There has to be a more efficient way of using the ByteBuffer to read that file into the array, but I'm not seeing it at the moment. Any idea on how to speed this up?
Why not read into a 4-byte buffer and then rearrange the bytes manually? It will look like this:
for (int i=0; i < SIZE_Y; i++) {
for (int j=0; j < SIZE_X; j++) {
inp.read(buffer);
int nextInt = (buffer[0] & 0xFF) | (buffer[1] & 0xFF) << 8 | (buffer[2] & 0xFF) << 16 | (buffer[3] & 0xFF) << 24;
test_data[j][SIZE_Y - i - 1] = nextInt;
}
}
Of course, it is assumed that read reads all four bytes, but you should check for the situation when it's not. This way you won't create any objects during reading (so no strain on the garbage collector), you don't call anything, you just use bitwise operations.
If you are on a platform that supports memory-mapped files, consider the MappedByteBuffer and friends from java.nio
FileChannel channel = new RandomAccessFile(procData, "r").getChannel();
MappedByteBuffer map = channel.map(FileChannel.MapMode.READ_ONLY, 0, 4 * SIZE_X * SIZE_Y);
map.order(ByteOrder.LITTLE_ENDIAN);
IntBuffer buffer = map.asIntBuffer();
int[][] test_data = new int[SIZE_X][SIZE_Y];
for (int i=0; i < SIZE_Y; i++) {
for (int j=0; j < SIZE_X; j++) {
test_data[j][SIZE_Y - i - 1] = buffer.get();
}
}
If you need cross-platform support or your platform lacks memory-mapped buffers, you may still want to avoid performing the conversions yourself using an IntBuffer. Consider dropping the BufferedInputStream, allocating a larger ByteBuffer yourself and obtaining a little-endian IntBuffer view on the data. Then in a loop reset the buffer positions to 0, use DataInputStream.readFully to read the large regions at once into the ByteBuffer, and pull int values out of the IntBuffer.
First of all, your 'inp.read(buffer)' is unsafe, as read contract does not guarantee that it will read all 4 bytes.
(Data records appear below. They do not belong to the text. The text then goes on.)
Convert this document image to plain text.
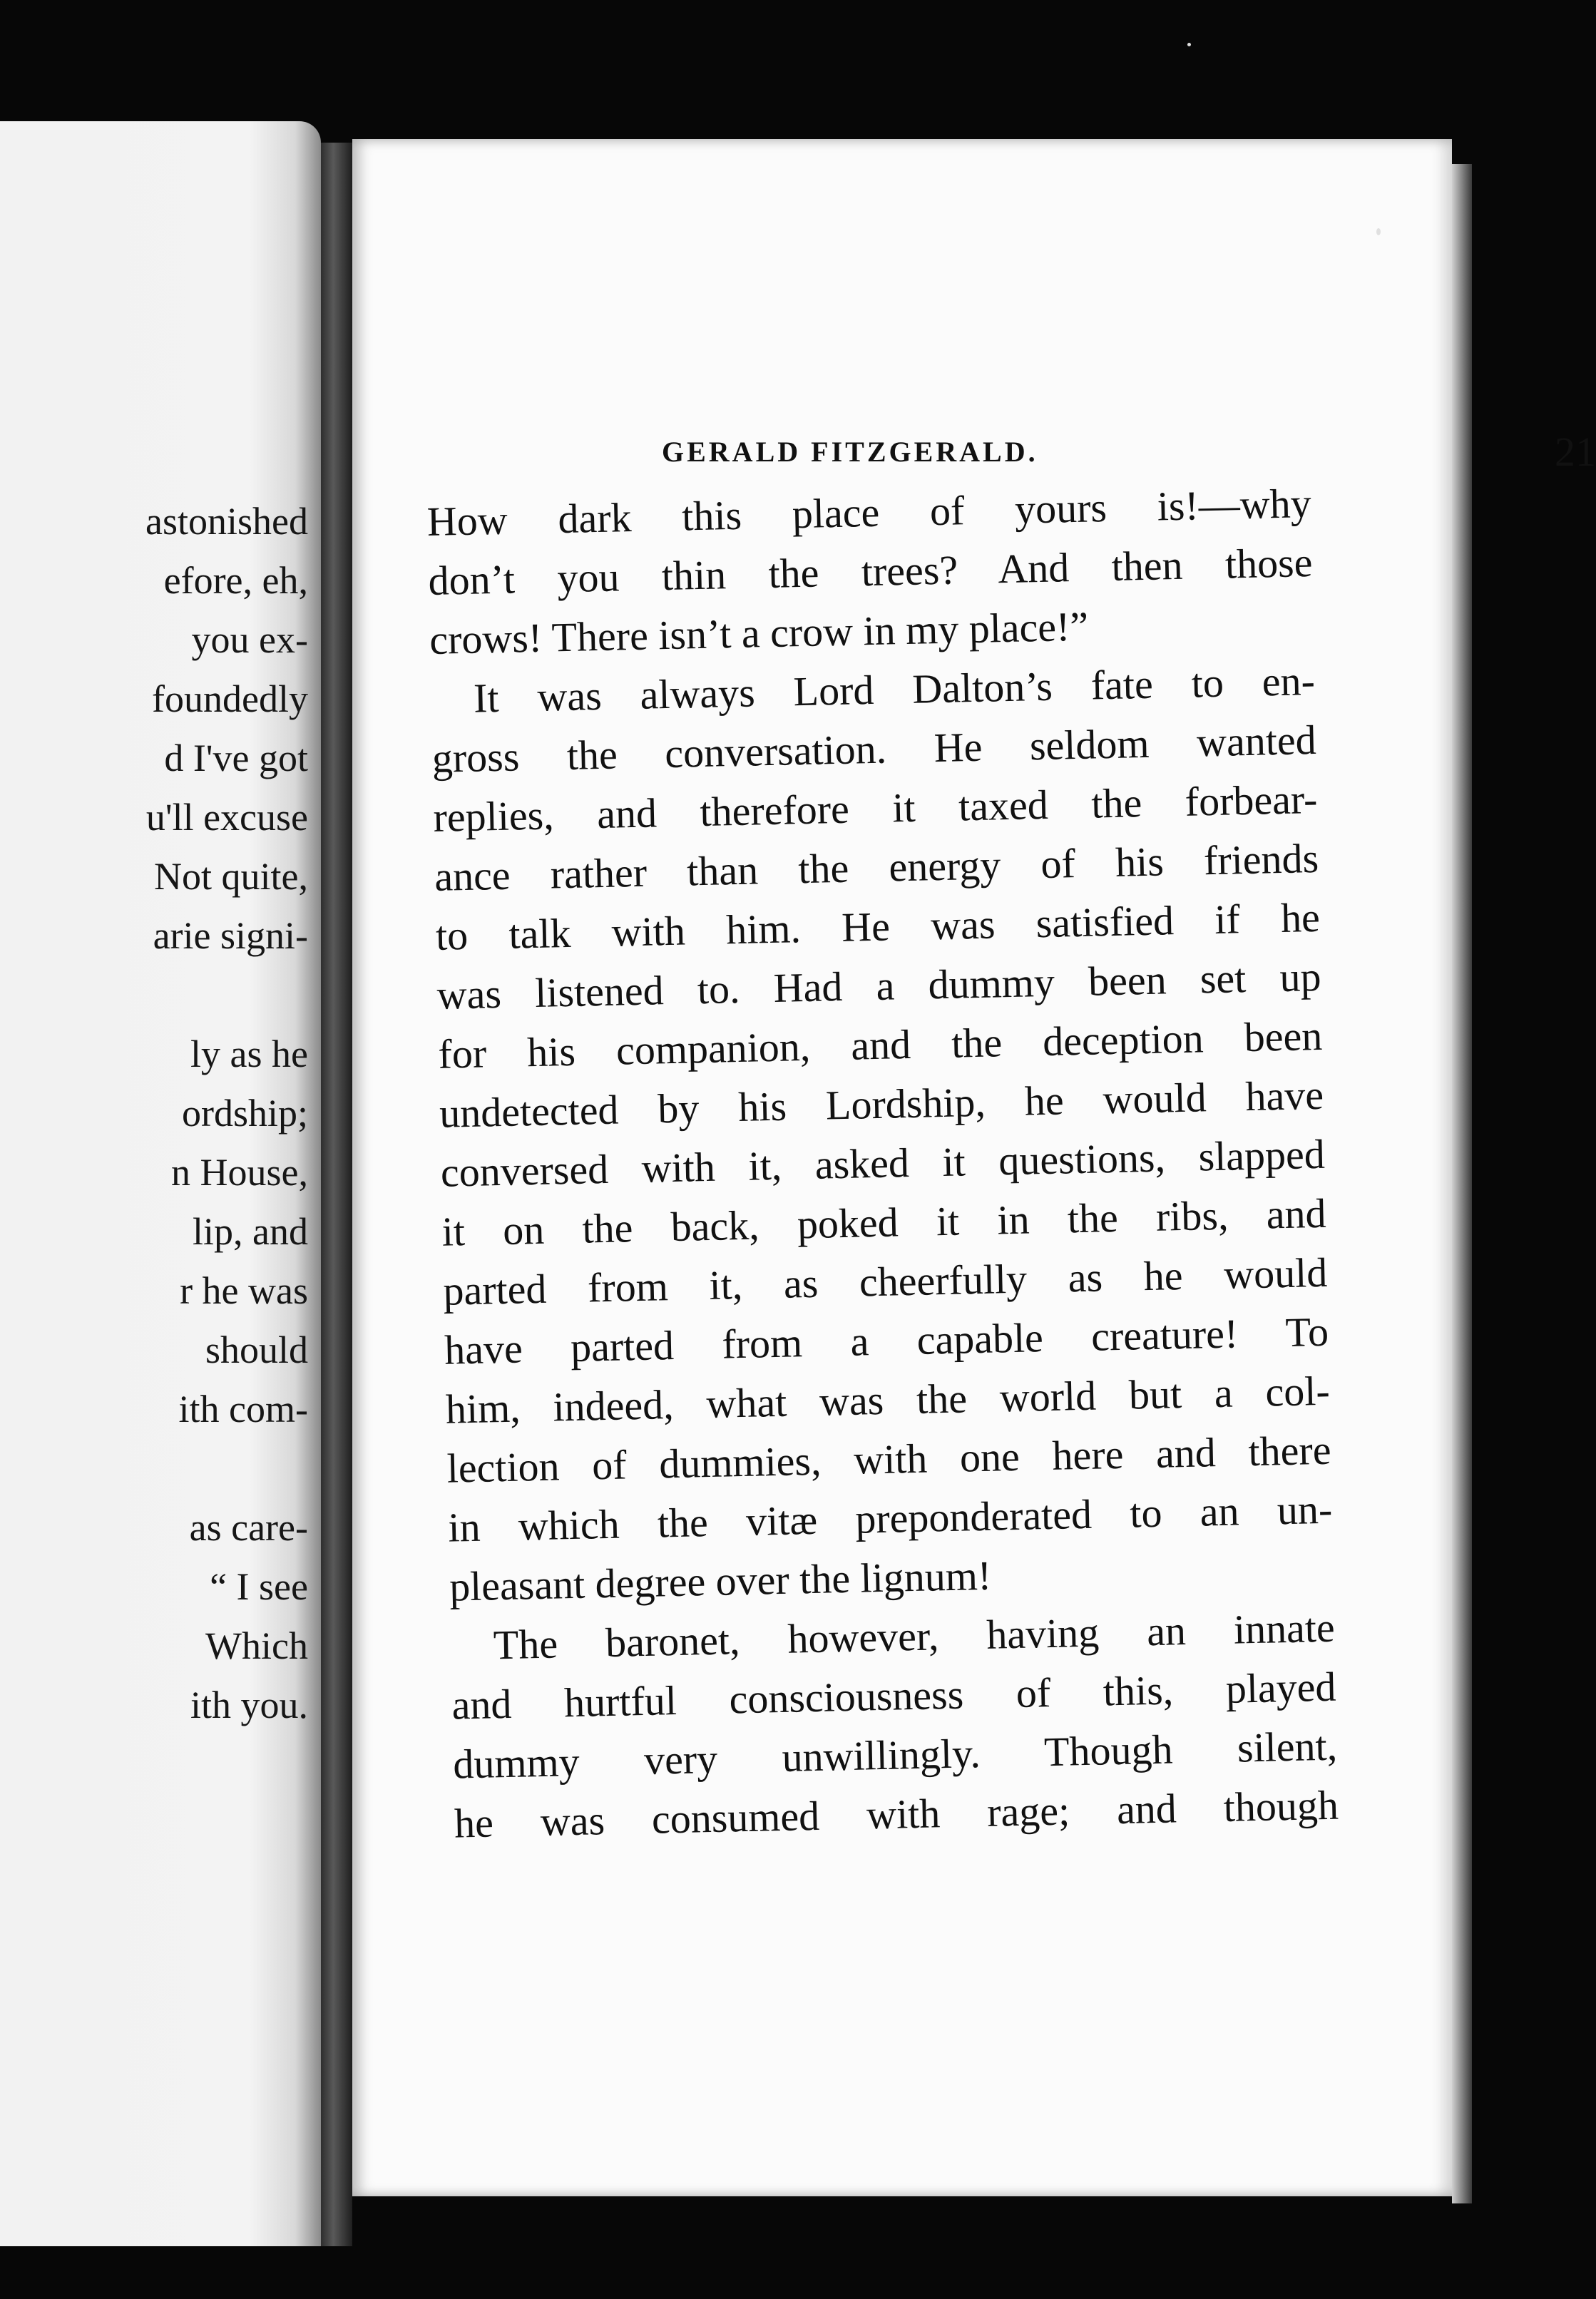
astonished
efore, eh,
you ex-
foundedly
d I've got
u'll excuse
Not quite,
arie signi-
ly as he
ordship;
n House,
lip, and
r he was
should
ith com-
as care-
“ I see
Which
ith you.
GERALD FITZGERALD.	21
How dark this place of yours is!—why
don’t you thin the trees? And then those
crows! There isn’t a crow in my place!”
It was always Lord Dalton’s fate to en-
gross the conversation. He seldom wanted
replies, and therefore it taxed the forbear-
ance rather than the energy of his friends
to talk with him. He was satisfied if he
was listened to. Had a dummy been set up
for his companion, and the deception been
undetected by his Lordship, he would have
conversed with it, asked it questions, slapped
it on the back, poked it in the ribs, and
parted from it, as cheerfully as he would
have parted from a capable creature! To
him, indeed, what was the world but a col-
lection of dummies, with one here and there
in which the vitæ preponderated to an un-
pleasant degree over the lignum!
The baronet, however, having an innate
and hurtful consciousness of this, played
dummy very unwillingly. Though silent,
he was consumed with rage; and though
That aside, for quick transformation use the algorithm from DataInputStream.readInt
I've adapted for you case of byte array of 4 bytes:
int little2big(byte[ ] b) {
return (b[3]&0xff)<<24)+((b[2]&0xff)<<16)+((b[1]&0xff)<<8)+(b[0]&0xff);
}
I don't think it is necessary to reinvent the wheel and perform the byte reordering for endianness again. This is error prone and there is a reason a class like ByteBuffer exists.
Your code can be optimized in the sense that it wastes objects. When a byte[] is wrapped by a ByteBuffer the buffer adds a view, but the original array remains the same. It does not matter wheather the original array is modified/read from directly or the ByteBuffer instance is used.
Therefore, you only need to initialize one instance of ByteBuffer and also have to set the ByteOrder once.
To start again, just use rewind() to set the counter again to the beginning of the buffer.
I have taken your code and modified it as desribed. Be aware that it does not check for errors if there are not enough bytes in the input left. I would suggest to use inp.readFully, as this will throw EOFException if not enough bytes to fill the buffer are found.
int[][] test_data = new int[SIZE_X][SIZE_Y];
ByteBuffer byteBuffer = ByteBuffer.wrap(new byte[4]).order(ByteOrder.LITTLE_ENDIAN);
for (int i=0; i < SIZE_Y; i++) {
for (int j=0; j < SIZE_X; j++) {
inp.read(byteBuffer.array());
byteBuffer.rewind();
test_data[j][SIZE_Y - i - 1] = byteBuffer.getInt();
}
}